Sit down on a preacher bench and rest your elbows and upper arms comfortably on the pad. Grab a hold of the dumbbells and hold them up "hammer" style. This is your starting position.
Lower the dumbbells down until your arms are almost fully extended (but not completely because you always need to keep tension in your biceps). Then, raise them back up until your forearms are almost completely vertical. Repeat entire movement for the desired or prescribed number of repetitions.

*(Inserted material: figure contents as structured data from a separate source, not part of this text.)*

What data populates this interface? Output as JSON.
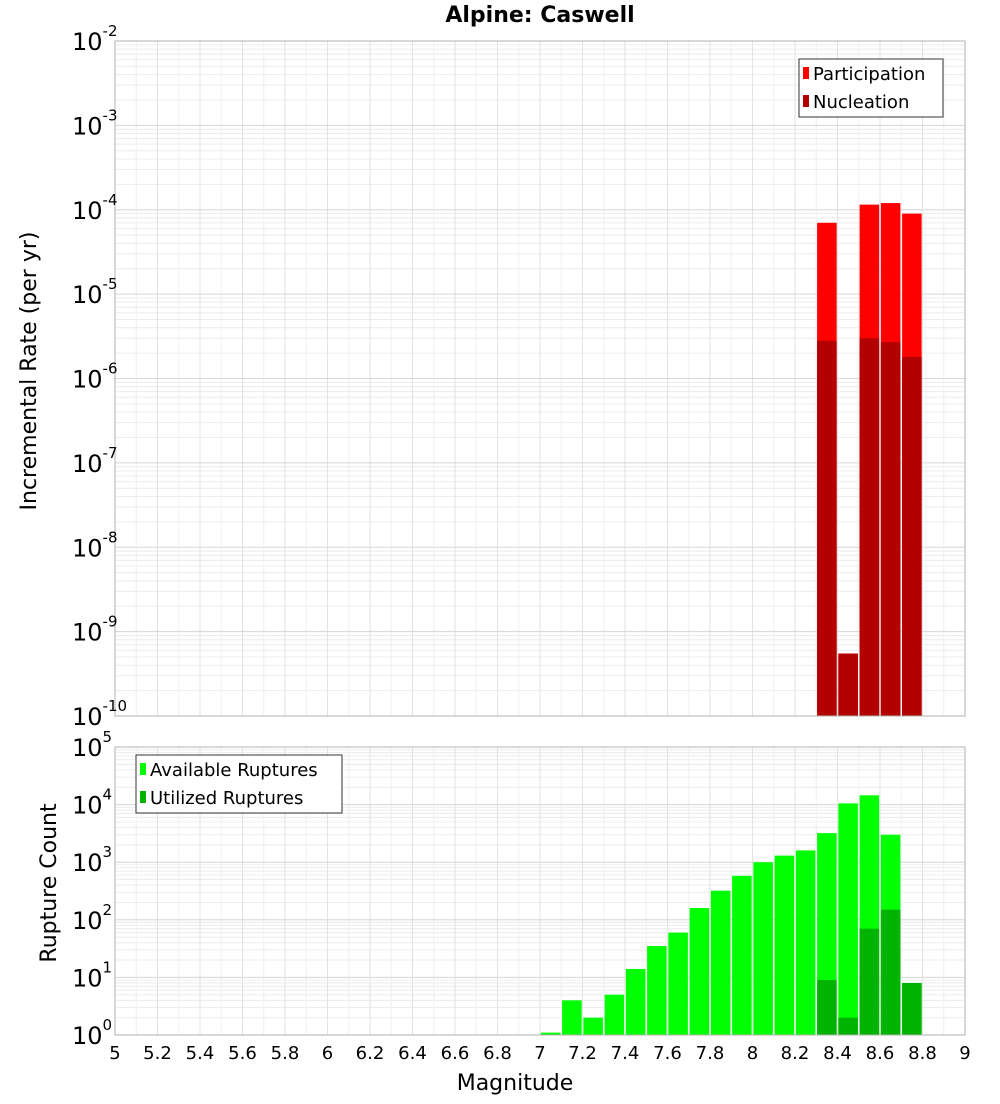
{
  "chart_data": [
    {
      "type": "bar",
      "title": "Alpine: Caswell",
      "xlabel": "",
      "ylabel": "Incremental Rate (per yr)",
      "yscale": "log",
      "ylim_exponents": [
        -10,
        -2
      ],
      "xlim": [
        5,
        9
      ],
      "grid": true,
      "legend_position": "top-right",
      "series": [
        {
          "name": "Participation",
          "color": "#ff0000",
          "x": [
            8.35,
            8.45,
            8.55,
            8.65,
            8.75
          ],
          "values": [
            7e-05,
            5.5e-10,
            0.000115,
            0.00012,
            9e-05
          ]
        },
        {
          "name": "Nucleation",
          "color": "#b30000",
          "x": [
            8.35,
            8.45,
            8.55,
            8.65,
            8.75
          ],
          "values": [
            2.8e-06,
            5.5e-10,
            3e-06,
            2.7e-06,
            1.8e-06
          ]
        }
      ]
    },
    {
      "type": "bar",
      "title": "",
      "xlabel": "Magnitude",
      "ylabel": "Rupture Count",
      "yscale": "log",
      "ylim_exponents": [
        0,
        5
      ],
      "xlim": [
        5,
        9
      ],
      "xticks": [
        "5",
        "5.2",
        "5.4",
        "5.6",
        "5.8",
        "6",
        "6.2",
        "6.4",
        "6.6",
        "6.8",
        "7",
        "7.2",
        "7.4",
        "7.6",
        "7.8",
        "8",
        "8.2",
        "8.4",
        "8.6",
        "8.8",
        "9"
      ],
      "grid": true,
      "legend_position": "top-left",
      "series": [
        {
          "name": "Available Ruptures",
          "color": "#00ff00",
          "x": [
            7.05,
            7.15,
            7.25,
            7.35,
            7.45,
            7.55,
            7.65,
            7.75,
            7.85,
            7.95,
            8.05,
            8.15,
            8.25,
            8.35,
            8.45,
            8.55,
            8.65,
            8.75
          ],
          "values": [
            1.1,
            4,
            2,
            5,
            14,
            35,
            60,
            160,
            320,
            580,
            1000,
            1300,
            1600,
            3200,
            10500,
            14500,
            3000,
            8
          ]
        },
        {
          "name": "Utilized Ruptures",
          "color": "#00b300",
          "x": [
            8.35,
            8.45,
            8.55,
            8.65,
            8.75
          ],
          "values": [
            9,
            2,
            70,
            150,
            8
          ]
        }
      ]
    }
  ]
}
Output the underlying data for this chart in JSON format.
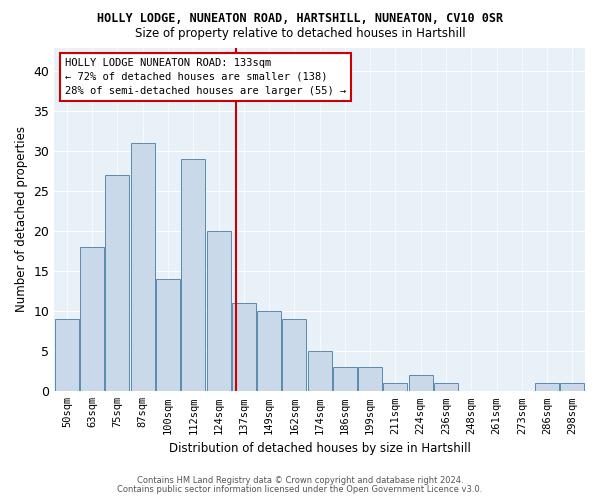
{
  "title": "HOLLY LODGE, NUNEATON ROAD, HARTSHILL, NUNEATON, CV10 0SR",
  "subtitle": "Size of property relative to detached houses in Hartshill",
  "xlabel": "Distribution of detached houses by size in Hartshill",
  "ylabel": "Number of detached properties",
  "categories": [
    "50sqm",
    "63sqm",
    "75sqm",
    "87sqm",
    "100sqm",
    "112sqm",
    "124sqm",
    "137sqm",
    "149sqm",
    "162sqm",
    "174sqm",
    "186sqm",
    "199sqm",
    "211sqm",
    "224sqm",
    "236sqm",
    "248sqm",
    "261sqm",
    "273sqm",
    "286sqm",
    "298sqm"
  ],
  "values": [
    9,
    18,
    27,
    31,
    14,
    29,
    20,
    11,
    10,
    9,
    5,
    3,
    3,
    1,
    2,
    1,
    0,
    0,
    0,
    1,
    1
  ],
  "bar_color": "#c9d9ea",
  "bar_edge_color": "#5a8ab0",
  "vline_x": 6,
  "vline_color": "#cc0000",
  "annotation_text": "HOLLY LODGE NUNEATON ROAD: 133sqm\n← 72% of detached houses are smaller (138)\n28% of semi-detached houses are larger (55) →",
  "annotation_box_color": "#cc0000",
  "ylim": [
    0,
    43
  ],
  "yticks": [
    0,
    5,
    10,
    15,
    20,
    25,
    30,
    35,
    40
  ],
  "bg_color": "#e8f0f8",
  "footer1": "Contains HM Land Registry data © Crown copyright and database right 2024.",
  "footer2": "Contains public sector information licensed under the Open Government Licence v3.0."
}
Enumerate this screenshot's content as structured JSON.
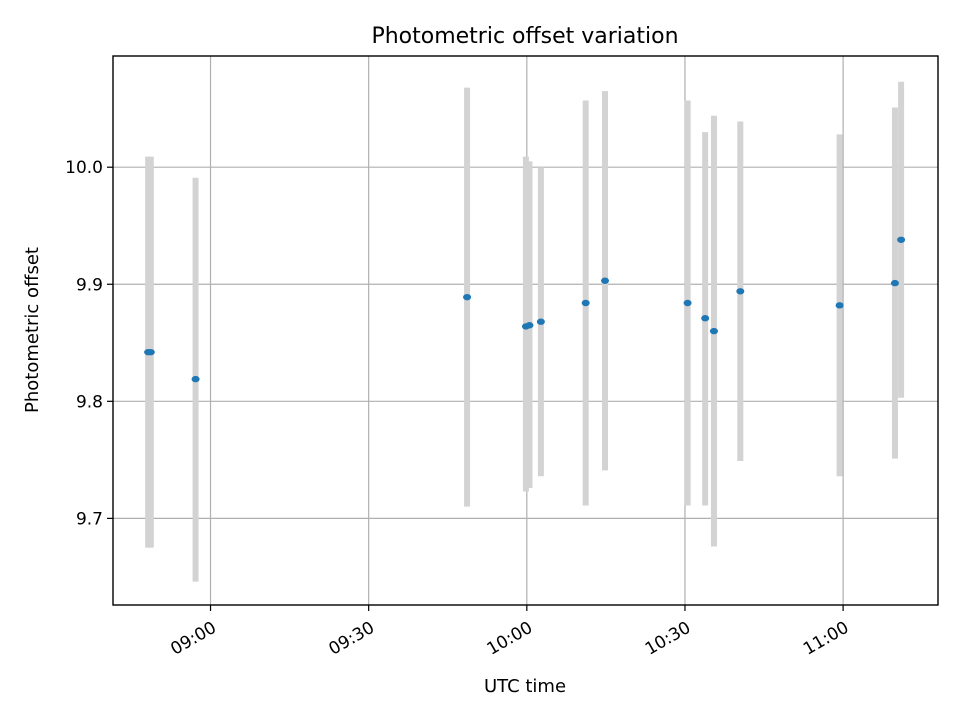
{
  "chart_data": {
    "type": "scatter",
    "title": "Photometric offset variation",
    "xlabel": "UTC time",
    "ylabel": "Photometric offset",
    "xlim": [
      "08:41:30",
      "11:18:00"
    ],
    "ylim": [
      9.626,
      10.095
    ],
    "x_ticks": [
      "09:00",
      "09:30",
      "10:00",
      "10:30",
      "11:00"
    ],
    "y_ticks": [
      "9.7",
      "9.8",
      "9.9",
      "10.0"
    ],
    "grid": true,
    "legend": "none",
    "colors": {
      "point": "#1f77b4",
      "error_bar": "#d3d3d3"
    },
    "points": [
      {
        "x": "08:48:10",
        "y": 9.842,
        "err_low": 9.675,
        "err_high": 10.009
      },
      {
        "x": "08:48:40",
        "y": 9.842,
        "err_low": 9.675,
        "err_high": 10.009
      },
      {
        "x": "08:57:10",
        "y": 9.819,
        "err_low": 9.646,
        "err_high": 9.991
      },
      {
        "x": "09:48:40",
        "y": 9.889,
        "err_low": 9.71,
        "err_high": 10.068
      },
      {
        "x": "09:59:50",
        "y": 9.864,
        "err_low": 9.723,
        "err_high": 10.009
      },
      {
        "x": "10:00:30",
        "y": 9.865,
        "err_low": 9.726,
        "err_high": 10.005
      },
      {
        "x": "10:02:40",
        "y": 9.868,
        "err_low": 9.736,
        "err_high": 10.0
      },
      {
        "x": "10:11:10",
        "y": 9.884,
        "err_low": 9.711,
        "err_high": 10.057
      },
      {
        "x": "10:14:50",
        "y": 9.903,
        "err_low": 9.741,
        "err_high": 10.065
      },
      {
        "x": "10:30:30",
        "y": 9.884,
        "err_low": 9.711,
        "err_high": 10.057
      },
      {
        "x": "10:33:50",
        "y": 9.871,
        "err_low": 9.711,
        "err_high": 10.03
      },
      {
        "x": "10:35:30",
        "y": 9.86,
        "err_low": 9.676,
        "err_high": 10.044
      },
      {
        "x": "10:40:30",
        "y": 9.894,
        "err_low": 9.749,
        "err_high": 10.039
      },
      {
        "x": "10:59:20",
        "y": 9.882,
        "err_low": 9.736,
        "err_high": 10.028
      },
      {
        "x": "11:09:50",
        "y": 9.901,
        "err_low": 9.751,
        "err_high": 10.051
      },
      {
        "x": "11:11:00",
        "y": 9.938,
        "err_low": 9.803,
        "err_high": 10.073
      }
    ]
  }
}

Perform this exercise in a smooth and fluid motion
Don't extended your arms completely on the downward portion of the movement
SPECIAL NOTES & LEVEL of DIFFICULTY VARIATIONS
To increase the level of difficulty, slow down the movement or use heavier dumbbells.
This is a spanker of an exercise. Thus, it's certainly not for beginners. It's a great movement for building that lower head on your biceps that many people often neglect. The elongation that you will get on your biceps from this movement will give you a nicer and fuller look to your arms.
The trick with this exercise is to go heavy with the dumbbells because you need to challenge your biceps as much as possible. Doing this exercise with very light dumbbells won't do much for your arms other than tone them. But, that's not the main purpose of this exercise. This exercise is a spanker because with heavy enough dumbbells it will shock and awe your biceps into further growth. And that's what (most of) us want!